The Nagoya/Boston Museum of Fine Arts (N/BMFA) (名古屋ボストン美術館, Nagoya Bosuton Bijutsukan) was an art museum in Nagoya, Japan, that operated from 1999 to 2018.

== History ==
A sister institution of the Museum of Fine Arts, Boston (the MFA), the Nagoya/Boston Museum of Fine Arts was established in partnership with the Foundation for the Arts, Nagoya (FAN) to bring treasures from the MFA's collection to Japan. There was also an economic impetus for the partnership: the MFA, under intense budget pressure at the time, agreed to send art from its permanent collection in exchange for $50 million to be paid over a 20-year period. Under the agreement, the MFA was to send two five-month loan exhibitions to the Nagoya museum each year; longer-term, five-year exhibits were also planned. Works from the MFA's highly respected Department of Asian Art were to be displayed in a "Japanese corner."

After years of planning, the museum formally opened on April 17, 1999, in a three-level, 4,700 square meter (50,590 square foot) space that was attached to a 31-story hotel adjacent to Nagoya's Kanayama Station. The inaugural show, a survey of Barbizon School, Impressionist and post-Impressionist paintings that included 62 works by such artists as Monet, Gauguin and Van Gogh, was a hit, drawing 9,000 visitors its first weekend and nearly 450,000 over its four-and-a-half-month run. "This is a model for the entire world to look at and admire," MFA director Malcolm Rogers declared at the opening ceremony.

The museum's opening show was followed by similarly crowd-pleasing exhibitions featuring works by Corot, Millet, Renoir, Gauguin and other 19th-century French painters. Many other offerings were considerably less popular, however. A show of American landscape paintings reportedly drew only 10,000 visitors in its first two months. Within four years of its opening, the museum had accumulated a deficit of nearly $35 million.

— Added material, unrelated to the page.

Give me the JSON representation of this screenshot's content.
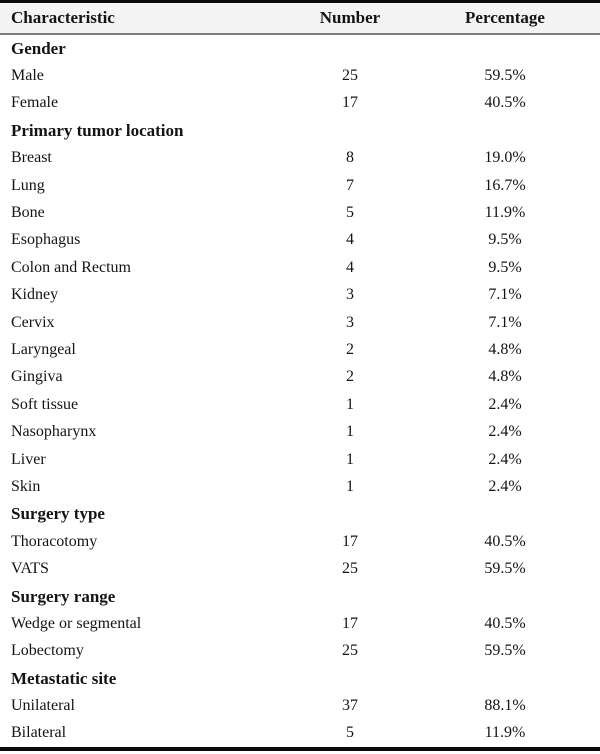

Rogers and the MFA drew extensive criticism for curatorial choices the Boston museum imposed and for what Sebastian Smee of the Boston Globe called "a missing sense of conviction about its purpose." The Nagoya museum did not have its own curators planning exhibitions for Japanese audiences, the Globe reported; it was reliant on what the MFA chose to send its way. Vishakha Desai, a former MFA curator who subsequently became president of the Asia Society in New York, described the project as "a deal made for money. The idea was, 'You pay the money and you can get what we have.' The strategy was almost — and I hate to use the word — neocolonial."

Although the museum had been planned as a 20-year joint venture with expectations that it would be renewed, low visitor numbers led to its closure in October 2018, several months ahead of its planned initial run. Its final exhibition, "In Pursuit of Happiness: Favorite Works from the Museum of Fine Arts, Boston," was held from July 24 to October 8 of that year.